The Children’s Micro Hatchery Project is a collaboration between Waubetek Business Services’ Aboriginal Fisheries Strategy and the United Walleye Clubs, with funding provided by Aboriginal Aquaculture in Canada Initiative and the Canadian Department of Oceans and Fisheries.
“We are starting with four (classroom incubator systems) and are hoping to expand it,” said Waubetek General Manager Dawn Madahbee. “The project hopes to combine fisheries and conservation with the grandfather teachings, not only passing on traditional values but utilizing modern technology, environmental issues and the impact of conservation on the land.”
United Walleye Clubs volunteer Rolly Frappier has been engaged in the classroom hatchery project for several years. “This is my passion,” he admits, smiling as he watches the students’ excitement as they observe the fish fry under the lens. “This is what makes it all worthwhile for me.”
The students of Shawnna Smith’s Grade 5/6 classroom were totally engrossed in the workings of the mini-hatchery and the developing fry.
Ms. Madahbee noted the Aboriginal Fisheries Strategy for the region was developed at the request of the First Nations in Northeastern Ontario to identify “potential business opportunities in recreational and commercial fisheries as well as aquaculture.”
On the aquaculture component, explained Ms. Madahbee, “Waubetek has partnered with the Department of Fisheries and Oceans to be the lead organization for an aquaculture initiative in Central Canada covering Ontario, Manitoba and Saskatchewan.” She went on to explain that a fisheries asset mapping document has been completed for use by the First Nations in Northeastern Ontario.
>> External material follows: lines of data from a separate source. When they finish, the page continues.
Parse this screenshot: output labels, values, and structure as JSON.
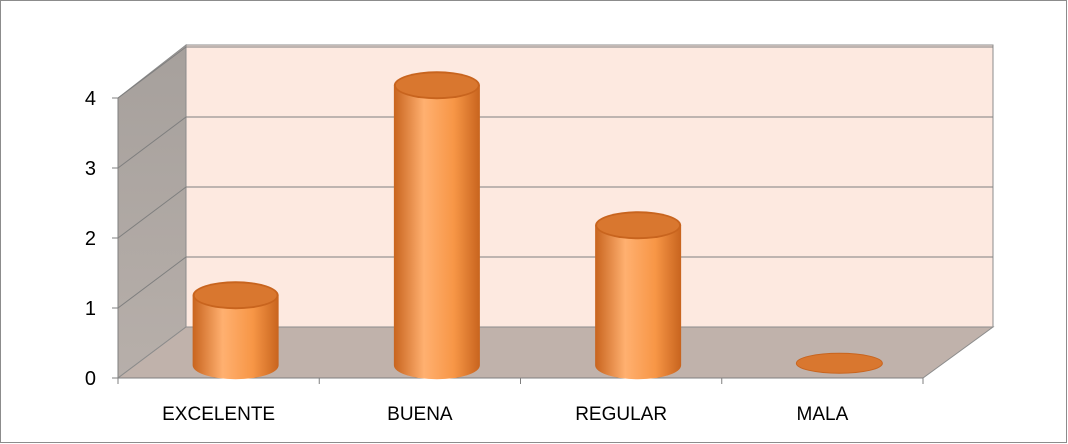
{
  "chart_data": {
    "type": "bar",
    "style": "3d-cylinder",
    "title": "",
    "xlabel": "",
    "ylabel": "",
    "categories": [
      "EXCELENTE",
      "BUENA",
      "REGULAR",
      "MALA"
    ],
    "values": [
      1,
      4,
      2,
      0
    ],
    "ylim": [
      0,
      4
    ],
    "yticks": [
      "0",
      "1",
      "2",
      "3",
      "4"
    ],
    "grid": true,
    "legend": "none",
    "colors": {
      "bar": "#f79646",
      "bar_highlight": "#ffb070",
      "bar_shadow": "#c8641e",
      "back_wall": "#fde9e0",
      "side_wall": "#a6a09c",
      "floor": "#c0b2ab",
      "grid": "#7f7f7f"
    }
  }
}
The strategy seeks to “Develop capacity in commercial fisheries, aquaculture, recreational fisheries, processing and marketing; provide access to capital and infrastructure to support fisheries and aquaculture development; access to objective information to identify, explore and develop potential opportunities in sustainable fisheries and aquaculture development; identify and deliver training and skills development programming; and enhance First Nations autonomy regarding fisheries management in traditional aboriginal territories.”